Un Verano de Desafíos y Ajustes Forzosos



Editorial

Mar del Plata, la joya de la costa atlántica, atraviesa un verano de contrastes que desnuda la delicada ingeniería de sus finanzas municipales. Lo que en el papel se proyectó como un presupuesto austero pero equilibrado para 2026, choca de frente con una realidad económica inclemente, marcada por la caída del consumo y los recortes nacionales. El escenario se asemeja a una "manta corta": si se cubre la cabeza, los pies quedan al descubierto.

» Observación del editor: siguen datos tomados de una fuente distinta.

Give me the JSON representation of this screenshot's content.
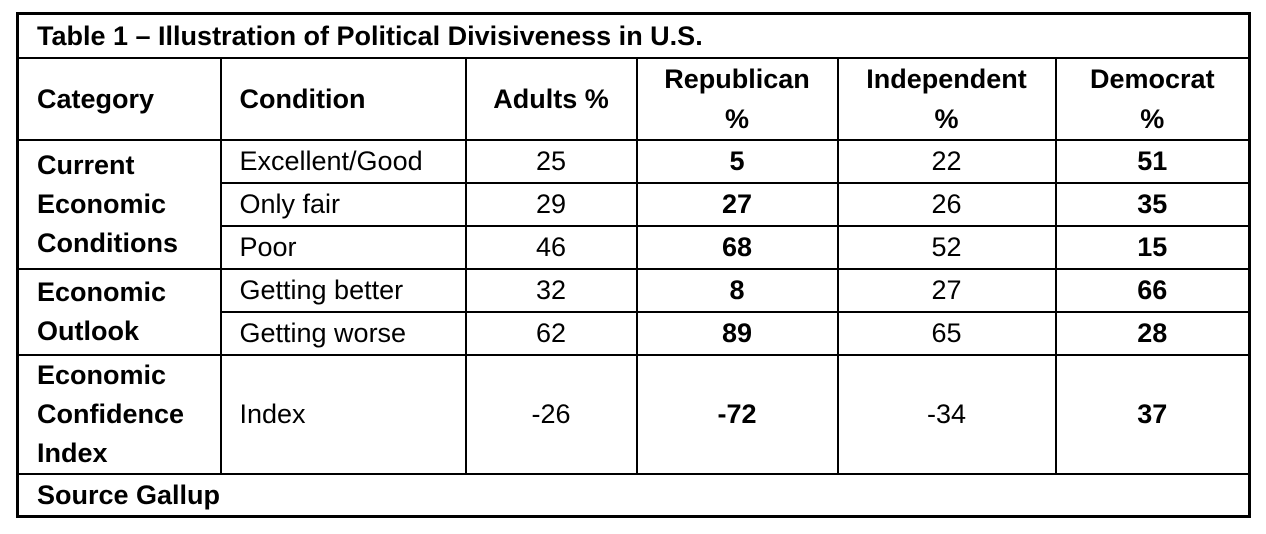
{
  "title": "Table 1 – Illustration of Political Divisiveness in U.S.",
  "headers": {
    "category": "Category",
    "condition": "Condition",
    "adults": "Adults %",
    "republican_1": "Republican",
    "republican_2": "%",
    "independent_1": "Independent",
    "independent_2": "%",
    "democrat_1": "Democrat",
    "democrat_2": "%"
  },
  "groups": [
    {
      "category_lines": [
        "Current",
        "Economic",
        "Conditions"
      ],
      "rows": [
        {
          "condition": "Excellent/Good",
          "adults": "25",
          "republican": "5",
          "independent": "22",
          "democrat": "51"
        },
        {
          "condition": "Only fair",
          "adults": "29",
          "republican": "27",
          "independent": "26",
          "democrat": "35"
        },
        {
          "condition": "Poor",
          "adults": "46",
          "republican": "68",
          "independent": "52",
          "democrat": "15"
        }
      ]
    },
    {
      "category_lines": [
        "Economic",
        "Outlook"
      ],
      "rows": [
        {
          "condition": "Getting better",
          "adults": "32",
          "republican": "8",
          "independent": "27",
          "democrat": "66"
        },
        {
          "condition": "Getting worse",
          "adults": "62",
          "republican": "89",
          "independent": "65",
          "democrat": "28"
        }
      ]
    },
    {
      "category_lines": [
        "Economic",
        "Confidence",
        "Index"
      ],
      "rows": [
        {
          "condition": "Index",
          "adults": "-26",
          "republican": "-72",
          "independent": "-34",
          "democrat": "37"
        }
      ]
    }
  ],
  "source": "Source Gallup"
}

El gobierno municipal, encabezado por Guillermo Montenegro, diseñó un presupuesto de $521.996 millones, un aumento nominal del 42% que, si bien suena robusto, apenas maquilla la inflación galopante. La apuesta era clara: depender casi exclusivamente de recursos propios ante la retirada de fondos nacionales. Se proyectó un incremento en la recaudación por la vital Tasa de Seguridad e Higiene (TISH), que mide el pulso del comercio y el turismo, y se creó la Tasa de Alumbrado Público, buscando una inyección de $16.500 millones para aliviar las arcas.

Sin embargo, la realidad de la temporada 2026 ha sido implacable. La conferencia provincial confirmó una caída del consumo turístico real del 21% al 25%, una estocada directa a la TISH, el motor financiero de la ciudad en verano. Si el turista "gasolero" no gasta en restaurantes, hoteles y balnearios, el municipio recauda menos. A esto se suma la alarmante noticia desde la Provincia: enero cerró con una pérdida de $82.000 millones en recaudación por caída de consumo a nivel bonaerense, lo que automáticamente se traduce en menos coparticipación para General Pueyrredón.

Y en este contexto de ingresos mermados, el capítulo de los gastos de personal emerge como el gran desafío. Las paritarias municipales cerraron un acuerdo en diciembre que, con ajustes mensuales, llevó el aumento total para 2025 a un 140%, superando a la inflación de ese año. Para 2026, el sindicato SUOEM ya negocia la pauta salarial, y aunque el acuerdo inicial suele ser modesto, las cláusulas de revisión por inflación garantizan que los salarios se ajustarán constantemente. Esto significa que una parte sustancial y creciente del presupuesto se destina a cubrir sueldos, un gasto fijo e ineludible.

El impacto es directo: si la TISH y la coparticipación no rinden lo esperado, el costo creciente de los salarios y servicios básicos devora cualquier margen de maniobra. Las obras públicas, que ya tenían una partida de inversión históricamente baja (apenas un 5% de crecimiento en el presupuesto), serán las primeras víctimas. El bacheo, las mejoras en espacios públicos o los proyectos de infraestructura quedarán en pausa forzosa.

Mar del Plata se enfrenta a un escenario donde la autosuficiencia fiscal es una necesidad, pero la capacidad real de recaudación se ve socavada por la crisis general. El "colchón" financiero que la temporada de verano solía proveer para afrontar el invierno será delgado, obligando a reajustes presupuestarios constantes y, probablemente, a una gestión de "crisis" durante todo el año. La imagen es la de una ciudad resiliente, que atrae gente incluso en tiempos difíciles, pero cuyo motor económico se desacelera, dejando a la gestión municipal con la difícil tarea de estirar una manta que, cada vez más, se le queda corta.